Galatians 2:12 – For he regularly ate with the Gentiles before certain men came from James. However, when they came, he withdrew and separated himself, because he feared those from the circumcision party.
James earned the name “James the Just” for his piety and righteousness. This title was even used by those who were not Christians!
James died a martyr sometime between 63 and 68 AD.
James 1:1 tells us who this letter is addressed to. It is written to the “twelve tribes scattered abroad.” The Jewish Christians in Jerusalem scattered throughout the lands when the Sanhedrin started persecuting them after the stoning of Stephen. He wrote this letter to any who fled as an encouragement and instruction into their faith.
While there does not seem to be a particular even that caused the writing of the letter, there are many inferences that can be made into the letter for the purpose behind it. Right off the bat, he encourages the Jewish Christians to rejoice during their trials and persecutions. He talked about perseverance and standing firm in the test of faith. He also mentions that the rich were slandering the name of Christ (James 2:6-7) which caused poverty among the persecuted Christians.
He goes on to talk about standing firm in the faith and not falling back into the ways of the world. He addressed numerous sins that they were beginning to revisit.

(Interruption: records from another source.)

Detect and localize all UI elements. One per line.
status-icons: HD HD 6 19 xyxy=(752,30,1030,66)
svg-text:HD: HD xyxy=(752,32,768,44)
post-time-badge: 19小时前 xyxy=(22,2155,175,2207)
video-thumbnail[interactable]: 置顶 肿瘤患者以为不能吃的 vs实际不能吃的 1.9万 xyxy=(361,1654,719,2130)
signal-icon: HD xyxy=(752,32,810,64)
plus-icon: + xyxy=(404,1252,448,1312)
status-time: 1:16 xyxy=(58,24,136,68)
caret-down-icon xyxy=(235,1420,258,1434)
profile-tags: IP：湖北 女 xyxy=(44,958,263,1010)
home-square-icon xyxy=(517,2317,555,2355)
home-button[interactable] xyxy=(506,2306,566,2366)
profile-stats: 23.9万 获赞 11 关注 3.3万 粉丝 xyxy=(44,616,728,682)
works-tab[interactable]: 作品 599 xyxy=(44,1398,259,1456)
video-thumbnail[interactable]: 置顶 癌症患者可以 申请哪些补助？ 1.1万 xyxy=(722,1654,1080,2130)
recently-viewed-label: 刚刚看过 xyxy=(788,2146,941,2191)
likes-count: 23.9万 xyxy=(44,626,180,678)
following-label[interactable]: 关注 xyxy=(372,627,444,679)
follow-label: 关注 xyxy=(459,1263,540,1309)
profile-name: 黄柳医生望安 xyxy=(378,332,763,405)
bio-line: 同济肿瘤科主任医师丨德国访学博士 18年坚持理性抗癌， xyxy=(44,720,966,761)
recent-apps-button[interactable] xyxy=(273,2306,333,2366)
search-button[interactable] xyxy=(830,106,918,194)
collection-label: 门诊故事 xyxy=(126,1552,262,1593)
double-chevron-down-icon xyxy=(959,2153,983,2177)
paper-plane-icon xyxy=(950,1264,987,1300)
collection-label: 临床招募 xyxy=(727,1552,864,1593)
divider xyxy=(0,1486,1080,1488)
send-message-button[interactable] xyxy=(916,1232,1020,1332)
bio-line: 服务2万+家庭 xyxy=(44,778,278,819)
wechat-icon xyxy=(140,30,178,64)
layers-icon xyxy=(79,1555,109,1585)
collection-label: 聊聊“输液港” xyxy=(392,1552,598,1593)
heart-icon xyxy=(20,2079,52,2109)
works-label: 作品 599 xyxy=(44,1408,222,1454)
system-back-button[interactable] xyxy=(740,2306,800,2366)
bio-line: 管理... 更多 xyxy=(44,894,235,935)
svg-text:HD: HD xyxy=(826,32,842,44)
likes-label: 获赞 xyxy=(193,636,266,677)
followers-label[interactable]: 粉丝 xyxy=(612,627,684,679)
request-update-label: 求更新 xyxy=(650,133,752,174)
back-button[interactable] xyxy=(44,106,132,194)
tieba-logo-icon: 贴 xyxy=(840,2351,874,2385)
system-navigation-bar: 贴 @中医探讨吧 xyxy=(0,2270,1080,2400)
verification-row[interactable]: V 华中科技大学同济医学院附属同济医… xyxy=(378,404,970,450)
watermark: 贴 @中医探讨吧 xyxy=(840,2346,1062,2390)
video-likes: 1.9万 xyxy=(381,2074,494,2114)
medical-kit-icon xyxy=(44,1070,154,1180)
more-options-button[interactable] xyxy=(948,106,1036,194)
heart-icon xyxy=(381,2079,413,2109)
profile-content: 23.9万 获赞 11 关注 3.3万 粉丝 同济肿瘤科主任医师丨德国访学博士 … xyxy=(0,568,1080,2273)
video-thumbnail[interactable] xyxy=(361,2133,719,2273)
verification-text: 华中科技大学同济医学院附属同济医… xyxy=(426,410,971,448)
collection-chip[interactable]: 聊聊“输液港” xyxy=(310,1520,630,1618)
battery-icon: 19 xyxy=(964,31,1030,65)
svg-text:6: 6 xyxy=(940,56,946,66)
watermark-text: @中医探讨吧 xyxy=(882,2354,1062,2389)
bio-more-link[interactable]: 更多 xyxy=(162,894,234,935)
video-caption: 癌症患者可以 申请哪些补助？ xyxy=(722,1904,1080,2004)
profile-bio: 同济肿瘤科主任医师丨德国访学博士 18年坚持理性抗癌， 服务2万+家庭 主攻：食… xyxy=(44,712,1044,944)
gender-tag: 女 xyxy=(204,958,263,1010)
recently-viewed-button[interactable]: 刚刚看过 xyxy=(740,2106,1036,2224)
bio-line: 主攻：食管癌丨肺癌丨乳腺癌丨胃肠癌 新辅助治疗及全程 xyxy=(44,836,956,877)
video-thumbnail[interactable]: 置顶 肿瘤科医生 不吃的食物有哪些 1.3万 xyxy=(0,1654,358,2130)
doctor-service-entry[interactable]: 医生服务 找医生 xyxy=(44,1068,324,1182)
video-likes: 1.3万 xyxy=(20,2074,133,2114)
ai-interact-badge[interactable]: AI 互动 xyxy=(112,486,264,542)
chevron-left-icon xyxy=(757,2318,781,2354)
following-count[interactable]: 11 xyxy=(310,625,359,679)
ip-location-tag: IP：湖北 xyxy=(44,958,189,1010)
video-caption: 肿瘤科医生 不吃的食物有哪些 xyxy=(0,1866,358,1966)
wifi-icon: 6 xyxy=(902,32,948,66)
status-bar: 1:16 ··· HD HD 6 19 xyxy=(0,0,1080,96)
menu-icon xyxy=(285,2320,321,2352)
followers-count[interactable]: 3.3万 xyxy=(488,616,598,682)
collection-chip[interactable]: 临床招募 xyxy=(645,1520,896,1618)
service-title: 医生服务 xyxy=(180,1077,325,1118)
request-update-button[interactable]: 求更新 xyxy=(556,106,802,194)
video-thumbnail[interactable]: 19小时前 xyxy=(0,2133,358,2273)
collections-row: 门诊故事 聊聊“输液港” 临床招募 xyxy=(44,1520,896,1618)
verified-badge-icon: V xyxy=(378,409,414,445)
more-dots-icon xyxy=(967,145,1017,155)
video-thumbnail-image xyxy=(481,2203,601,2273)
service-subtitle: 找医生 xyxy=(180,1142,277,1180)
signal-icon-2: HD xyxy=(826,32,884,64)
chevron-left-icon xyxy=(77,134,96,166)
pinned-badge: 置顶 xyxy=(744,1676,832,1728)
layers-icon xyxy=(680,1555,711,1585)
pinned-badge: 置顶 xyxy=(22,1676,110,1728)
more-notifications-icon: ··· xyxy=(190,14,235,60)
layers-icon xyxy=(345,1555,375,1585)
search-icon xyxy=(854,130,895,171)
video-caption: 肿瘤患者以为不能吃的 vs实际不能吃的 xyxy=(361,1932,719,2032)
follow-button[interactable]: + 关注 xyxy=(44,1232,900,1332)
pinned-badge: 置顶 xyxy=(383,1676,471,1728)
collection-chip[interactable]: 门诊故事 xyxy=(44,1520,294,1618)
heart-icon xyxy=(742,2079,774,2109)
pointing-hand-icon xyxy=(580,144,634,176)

So overall, this letter was written to instruct, rebuke, correct, and encourage the Jewish Christians with the Word of God so they will remain strong and persevere. He spends much of the letter explaining what living by faith is about.
The letter is really only broken into two parts: the greeting and living by faith.
It is the living by faith section that is the majority of the letter and can be outlined as such:
- Stand firm in trials (1:2-12)
- Face your temptations (1:13-18)
- Hear the Word of God (1:19-27)
- Don’t show favoritism (2:1-13)
- Do deeds that show your faith (2:14-26)
- Tame your tongue (3:1-12)
- Do deeds that come from divine wisdom, not worldly ambition (3:13-5:12)
So over the next 5 weeks, I want to take a chapter a week and study the book of James with you. This is a very important book in the lives of believers and should be, I believe, one of the top 5 books that every believer reads regularly.
James 5:13 – Is anyone among you suffering? He should pray.